The Marketable Record Title Act (or "MRTA") has been on the books in the state of Florida since 1963. This law was originally created at the behest of title insurance agents who were understandably frustrated with having to go back to the Spanish Land Grants when writing title insurance policies. These folks asked for a cutoff date beyond which they needn't go when searching title.
This is yet another example of a good law with a bad unintended consequence. It was presumably never the Florida Legislature's intention to make trouble for HOA's but that is exactly what happened. If you create a cutoff date for the viability of restrictions at 30 years from the root of title that will impact the Declaration of Covenants and Restrictions recorded for homeowners' associations. Up until a few years ago, once an older HOA's documents were extinguished by MRTA, there was no way to breathe new life into them. That has now changed and there is a method by which you can easily extend those covenants' life before the 30-year time period runs out or not-so-easily reinstate them after the 30 years has passed.
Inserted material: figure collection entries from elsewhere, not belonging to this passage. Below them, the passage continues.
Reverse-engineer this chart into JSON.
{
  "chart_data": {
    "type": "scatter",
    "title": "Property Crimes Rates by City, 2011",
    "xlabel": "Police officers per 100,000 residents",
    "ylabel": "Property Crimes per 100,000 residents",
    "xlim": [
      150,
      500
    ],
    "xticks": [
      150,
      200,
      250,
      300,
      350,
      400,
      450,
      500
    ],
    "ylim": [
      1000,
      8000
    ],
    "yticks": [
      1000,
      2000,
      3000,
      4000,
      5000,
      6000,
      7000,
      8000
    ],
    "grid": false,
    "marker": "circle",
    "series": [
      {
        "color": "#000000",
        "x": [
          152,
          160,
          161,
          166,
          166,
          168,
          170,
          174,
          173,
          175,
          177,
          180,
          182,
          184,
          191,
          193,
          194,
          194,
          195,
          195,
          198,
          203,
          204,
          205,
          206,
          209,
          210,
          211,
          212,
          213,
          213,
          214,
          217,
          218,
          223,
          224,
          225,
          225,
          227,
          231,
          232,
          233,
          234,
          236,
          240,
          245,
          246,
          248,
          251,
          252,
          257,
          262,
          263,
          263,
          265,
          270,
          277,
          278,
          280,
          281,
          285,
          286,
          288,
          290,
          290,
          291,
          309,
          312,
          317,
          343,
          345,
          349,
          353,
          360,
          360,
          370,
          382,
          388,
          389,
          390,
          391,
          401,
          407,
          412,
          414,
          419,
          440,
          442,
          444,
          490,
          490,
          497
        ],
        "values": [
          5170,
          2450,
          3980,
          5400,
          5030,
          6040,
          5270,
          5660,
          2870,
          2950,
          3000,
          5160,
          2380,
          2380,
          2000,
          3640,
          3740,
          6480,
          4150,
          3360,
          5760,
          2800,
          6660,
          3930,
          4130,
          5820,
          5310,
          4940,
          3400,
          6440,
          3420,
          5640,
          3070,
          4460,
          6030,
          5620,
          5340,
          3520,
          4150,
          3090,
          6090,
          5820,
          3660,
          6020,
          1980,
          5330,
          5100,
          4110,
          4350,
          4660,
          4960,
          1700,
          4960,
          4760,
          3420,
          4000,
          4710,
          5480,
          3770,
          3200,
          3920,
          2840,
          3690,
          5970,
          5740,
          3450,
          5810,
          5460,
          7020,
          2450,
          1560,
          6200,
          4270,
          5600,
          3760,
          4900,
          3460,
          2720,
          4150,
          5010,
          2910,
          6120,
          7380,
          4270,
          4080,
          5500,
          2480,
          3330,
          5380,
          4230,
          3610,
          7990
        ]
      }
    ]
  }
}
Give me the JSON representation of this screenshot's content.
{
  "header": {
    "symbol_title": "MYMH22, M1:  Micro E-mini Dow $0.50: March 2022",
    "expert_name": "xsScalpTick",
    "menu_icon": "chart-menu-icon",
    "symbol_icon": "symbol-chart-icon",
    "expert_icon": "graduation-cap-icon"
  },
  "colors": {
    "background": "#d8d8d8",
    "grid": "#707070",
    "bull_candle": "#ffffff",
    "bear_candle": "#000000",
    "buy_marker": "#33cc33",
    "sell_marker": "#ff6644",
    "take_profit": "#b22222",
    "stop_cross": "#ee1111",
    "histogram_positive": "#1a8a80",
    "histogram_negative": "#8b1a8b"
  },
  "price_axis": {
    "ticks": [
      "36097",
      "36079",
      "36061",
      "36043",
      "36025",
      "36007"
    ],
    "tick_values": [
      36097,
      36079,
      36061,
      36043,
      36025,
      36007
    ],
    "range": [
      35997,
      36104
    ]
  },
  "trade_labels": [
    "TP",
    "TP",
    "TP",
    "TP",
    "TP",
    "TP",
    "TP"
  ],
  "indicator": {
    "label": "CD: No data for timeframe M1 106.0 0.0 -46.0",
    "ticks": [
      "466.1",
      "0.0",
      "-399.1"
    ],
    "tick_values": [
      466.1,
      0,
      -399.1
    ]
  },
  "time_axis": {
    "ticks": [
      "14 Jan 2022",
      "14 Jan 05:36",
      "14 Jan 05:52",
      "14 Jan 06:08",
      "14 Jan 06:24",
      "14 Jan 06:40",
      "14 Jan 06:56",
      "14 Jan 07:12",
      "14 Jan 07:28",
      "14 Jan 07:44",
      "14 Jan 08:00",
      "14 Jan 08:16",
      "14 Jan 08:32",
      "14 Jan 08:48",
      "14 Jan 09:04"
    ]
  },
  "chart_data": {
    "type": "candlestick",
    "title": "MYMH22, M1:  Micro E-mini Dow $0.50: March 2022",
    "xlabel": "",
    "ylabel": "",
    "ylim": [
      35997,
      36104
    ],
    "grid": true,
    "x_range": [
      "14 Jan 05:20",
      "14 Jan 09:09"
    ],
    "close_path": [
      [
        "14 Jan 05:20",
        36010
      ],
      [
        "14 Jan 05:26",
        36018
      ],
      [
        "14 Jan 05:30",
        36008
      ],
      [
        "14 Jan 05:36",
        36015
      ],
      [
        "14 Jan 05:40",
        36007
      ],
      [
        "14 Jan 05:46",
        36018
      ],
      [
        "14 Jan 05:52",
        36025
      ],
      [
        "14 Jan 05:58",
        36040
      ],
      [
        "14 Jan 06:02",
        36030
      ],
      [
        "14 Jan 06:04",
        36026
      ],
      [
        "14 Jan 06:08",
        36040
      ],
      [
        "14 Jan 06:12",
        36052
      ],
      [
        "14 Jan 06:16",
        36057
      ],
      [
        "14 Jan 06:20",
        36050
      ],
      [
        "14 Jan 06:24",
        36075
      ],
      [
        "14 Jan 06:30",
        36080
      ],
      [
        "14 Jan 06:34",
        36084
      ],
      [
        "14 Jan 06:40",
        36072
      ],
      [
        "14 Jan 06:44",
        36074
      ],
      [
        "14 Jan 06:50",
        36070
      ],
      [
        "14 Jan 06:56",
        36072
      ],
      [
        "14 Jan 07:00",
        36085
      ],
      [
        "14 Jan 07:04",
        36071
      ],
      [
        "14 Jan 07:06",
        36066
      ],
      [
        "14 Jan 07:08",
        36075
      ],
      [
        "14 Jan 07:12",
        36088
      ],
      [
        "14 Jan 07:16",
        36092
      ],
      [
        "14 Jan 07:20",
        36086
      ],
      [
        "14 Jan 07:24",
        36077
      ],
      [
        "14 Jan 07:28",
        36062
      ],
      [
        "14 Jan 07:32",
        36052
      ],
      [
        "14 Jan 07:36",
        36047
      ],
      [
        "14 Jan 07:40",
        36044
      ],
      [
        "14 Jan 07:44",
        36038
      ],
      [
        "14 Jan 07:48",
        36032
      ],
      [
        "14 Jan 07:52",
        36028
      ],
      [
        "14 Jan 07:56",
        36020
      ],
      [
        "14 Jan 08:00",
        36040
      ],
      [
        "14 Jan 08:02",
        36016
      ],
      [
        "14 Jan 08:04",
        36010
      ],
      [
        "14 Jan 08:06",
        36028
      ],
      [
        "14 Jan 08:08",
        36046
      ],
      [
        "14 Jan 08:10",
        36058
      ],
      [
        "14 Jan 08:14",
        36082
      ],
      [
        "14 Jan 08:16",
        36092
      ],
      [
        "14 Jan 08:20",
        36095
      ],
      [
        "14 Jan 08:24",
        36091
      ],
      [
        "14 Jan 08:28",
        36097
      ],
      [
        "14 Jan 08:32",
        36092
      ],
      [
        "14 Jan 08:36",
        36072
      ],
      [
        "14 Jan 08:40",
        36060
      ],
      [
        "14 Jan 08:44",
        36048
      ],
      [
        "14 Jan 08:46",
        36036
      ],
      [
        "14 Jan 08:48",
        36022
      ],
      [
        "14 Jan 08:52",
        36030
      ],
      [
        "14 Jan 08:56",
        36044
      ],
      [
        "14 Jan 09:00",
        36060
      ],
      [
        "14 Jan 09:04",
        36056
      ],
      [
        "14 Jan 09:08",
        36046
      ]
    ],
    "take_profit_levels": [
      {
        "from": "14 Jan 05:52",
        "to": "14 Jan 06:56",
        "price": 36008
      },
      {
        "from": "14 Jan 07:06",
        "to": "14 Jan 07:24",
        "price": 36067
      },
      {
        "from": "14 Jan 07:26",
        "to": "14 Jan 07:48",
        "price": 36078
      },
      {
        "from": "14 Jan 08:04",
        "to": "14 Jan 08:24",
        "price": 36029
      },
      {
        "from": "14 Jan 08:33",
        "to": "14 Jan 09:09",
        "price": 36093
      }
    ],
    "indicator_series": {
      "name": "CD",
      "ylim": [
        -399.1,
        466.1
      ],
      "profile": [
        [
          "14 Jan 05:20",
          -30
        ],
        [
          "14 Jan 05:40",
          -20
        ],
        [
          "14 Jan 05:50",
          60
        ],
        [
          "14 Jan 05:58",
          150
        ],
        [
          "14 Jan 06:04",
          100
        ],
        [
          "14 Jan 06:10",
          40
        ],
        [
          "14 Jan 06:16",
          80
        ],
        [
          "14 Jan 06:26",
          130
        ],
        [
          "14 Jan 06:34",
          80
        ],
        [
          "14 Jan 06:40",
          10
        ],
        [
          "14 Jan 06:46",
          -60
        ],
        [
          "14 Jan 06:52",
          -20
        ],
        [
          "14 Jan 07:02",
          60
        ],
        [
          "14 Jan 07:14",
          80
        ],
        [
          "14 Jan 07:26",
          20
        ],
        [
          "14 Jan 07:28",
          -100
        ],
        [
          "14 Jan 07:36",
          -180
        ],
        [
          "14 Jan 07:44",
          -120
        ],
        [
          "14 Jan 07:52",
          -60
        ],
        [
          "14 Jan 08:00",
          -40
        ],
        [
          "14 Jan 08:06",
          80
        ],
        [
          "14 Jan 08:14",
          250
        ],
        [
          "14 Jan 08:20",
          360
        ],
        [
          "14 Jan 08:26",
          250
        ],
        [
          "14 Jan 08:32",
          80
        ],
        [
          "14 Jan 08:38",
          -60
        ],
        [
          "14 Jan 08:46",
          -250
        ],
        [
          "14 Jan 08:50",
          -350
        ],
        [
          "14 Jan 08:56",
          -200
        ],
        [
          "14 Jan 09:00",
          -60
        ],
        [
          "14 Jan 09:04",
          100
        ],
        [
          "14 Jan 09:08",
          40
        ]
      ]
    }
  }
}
What will happen once a set of older HOA documents are extinguished by MRTA? A board's ability to collect assessments and/or enforce use restrictions such as age restrictions or architectural control provisions are based on the binding contract between the owners and the association comprised of the covenants and restrictions. Once those are dead, so is your ability to enforce them under a contract theory. There are certain equitable arguments for enforcement that can still be made but those are much more difficult and well beyond the scope of a blog topic.
What are some common misperceptions about MRTA?
My documents say they are good until 2040! The expiration date found in the documents is trumped by the application of MRTA.
We amended and restated our documents within the 30-year time period. If you did not file a Notice of Preservation within the 30-year time period, amending your documents or recording an entirely new amended and restated declaration will not save you from MRTA's harsh effects. There is a case on point, Berger v. Riverwind, which holds that amendments do not create a new root of title and thus do not extend the life of older covenants.
Why don't condominiums have this issue? Every time a condominium unit is sold, the deed references the underlying Declaration of Condominium and thus, creates a new root of title. Most deeds to HOA lots reference only the lot, block and Plat although there are occasional exceptions.
If your HOA covenants and restrictions were recorded in 1985 or earlier you need to speak to your association attorney immediately about your need to either preserve or reinstate those covenants. I worked on the first HOA reinstatement in Florida and have handled dozens of successful preservations and reinstatements since that time. There is nothing more unnerving than finding out that your HOA restrictions seem to have vanished but you can do something about it and the sooner the better!